“The attorney general made a terrible mistake when he did this and when recused himself or he certainly should have let us know if he was going to recuse himself and we would have put a different attorney general in,” Trump said Monday, reprising previous comments about Sessions. “So he made what I consider to be a very terrible mistake for the country. But you'll figure that out.”

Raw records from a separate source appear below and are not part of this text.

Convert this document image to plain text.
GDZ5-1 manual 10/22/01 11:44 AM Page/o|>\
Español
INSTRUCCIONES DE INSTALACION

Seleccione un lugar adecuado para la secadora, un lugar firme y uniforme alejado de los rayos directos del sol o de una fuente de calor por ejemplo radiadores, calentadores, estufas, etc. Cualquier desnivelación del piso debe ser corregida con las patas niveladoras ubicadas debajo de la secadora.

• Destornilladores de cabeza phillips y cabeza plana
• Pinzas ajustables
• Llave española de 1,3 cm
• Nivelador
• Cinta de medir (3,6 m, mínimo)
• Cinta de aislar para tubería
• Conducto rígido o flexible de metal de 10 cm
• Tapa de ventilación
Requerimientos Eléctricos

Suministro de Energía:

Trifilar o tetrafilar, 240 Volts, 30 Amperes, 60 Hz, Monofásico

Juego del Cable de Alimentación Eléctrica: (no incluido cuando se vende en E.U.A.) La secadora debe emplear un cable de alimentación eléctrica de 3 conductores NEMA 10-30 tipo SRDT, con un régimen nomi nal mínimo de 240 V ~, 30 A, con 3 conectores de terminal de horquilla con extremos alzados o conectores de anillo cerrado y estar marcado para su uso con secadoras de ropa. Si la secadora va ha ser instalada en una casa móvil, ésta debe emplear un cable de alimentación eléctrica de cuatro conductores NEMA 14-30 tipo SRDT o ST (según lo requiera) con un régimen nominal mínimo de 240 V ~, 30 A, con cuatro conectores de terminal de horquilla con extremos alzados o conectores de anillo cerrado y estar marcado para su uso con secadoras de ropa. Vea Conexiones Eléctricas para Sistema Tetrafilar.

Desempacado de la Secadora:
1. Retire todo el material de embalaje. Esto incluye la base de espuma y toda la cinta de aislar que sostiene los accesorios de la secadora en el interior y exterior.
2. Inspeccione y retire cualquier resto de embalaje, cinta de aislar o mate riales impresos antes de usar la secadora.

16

It’s not hard to see what Trump means here. His beef with Sessions is not that the attorney general broke any rules; it’s that his recusal prevents him from being in a position to interfere politically to protect Trump, and his aides like Cohen. Indeed, Trump has repeatedly voiced, both publicly and privately, his belief that the job of the attorney general is to protect the president, rather than to serve as the government’s top lawyer. This view is a radical departure from the standard approach. Trump would prefer that Sessions break the rules, and do it for Trump’s benefit.
“This is the most biased group of people,” Trump said Monday, apparently referring to Mueller’s team. “These people have the biggest conflicts of interest I have ever seen. Democrats—all. Either Democrats or a couple of Republicans who worked for President Obama.”
This is, unsurprisingly, misleading. Mueller is a lifelong Republican (though Obama appointed him to continue a tenure as FBI director that began under George W. Bush). Several members of the special counsel’s team are Democrats or donated to Obama or Clinton. Yet most of those in Trump’s doghouse right now are Republicans: not just Mueller, but Sessions, Rosenstein, Comey (who he also attacked Monday), and Geoffrey Berman, the U.S. attorney, who is a former lawyer at Rudy Giuliani’s firm and whom Trump appointed to his post after reneging on a promise and firing Preet Bharara. Believing that all of these men, especially Sessions, are part of a Democratic cabal against Trump requires more than an active imagination. It requires delusion.
Trump’s claims of persecution also ring increasingly hollow. If this is a witch hunt, Mueller has uncovered a whole coven. Trump’s former national-security adviser, Michael Flynn, and deputy campaign manager, Rick Gates, have both pleaded guilty to charges and are cooperating with Mueller. So has a campaign aide, George Papadopoulos. There is a damning indictment against Paul Manafort, Trump’s former campaign chairman. There are multiple open lines of inquiry into Trump aides. It is true that no authority has yet indicted anyone for any specific crime of collusion, but to state, as Trump did Monday, that “they found no collusion whatsoever with Russia” is to declare the outcome of the ballgame at the end of the third inning.
Trump continues to be angry that Hillary Clinton was not prosecuted, though it’s unclear what crimes she might have committed, and has publicly complained that Sessions is not pursuing her. “The other side, they don't even bother looking,” Trump said. “And the other side is where there are crimes, and those crimes are obvious. Lies, under oath, all over the place.” Not only has Clinton already been subject to investigations (which ended without charges), but what Trump fails to grasp is that it is not the president’s role to decide who has committed a crime and who should be prosecuted.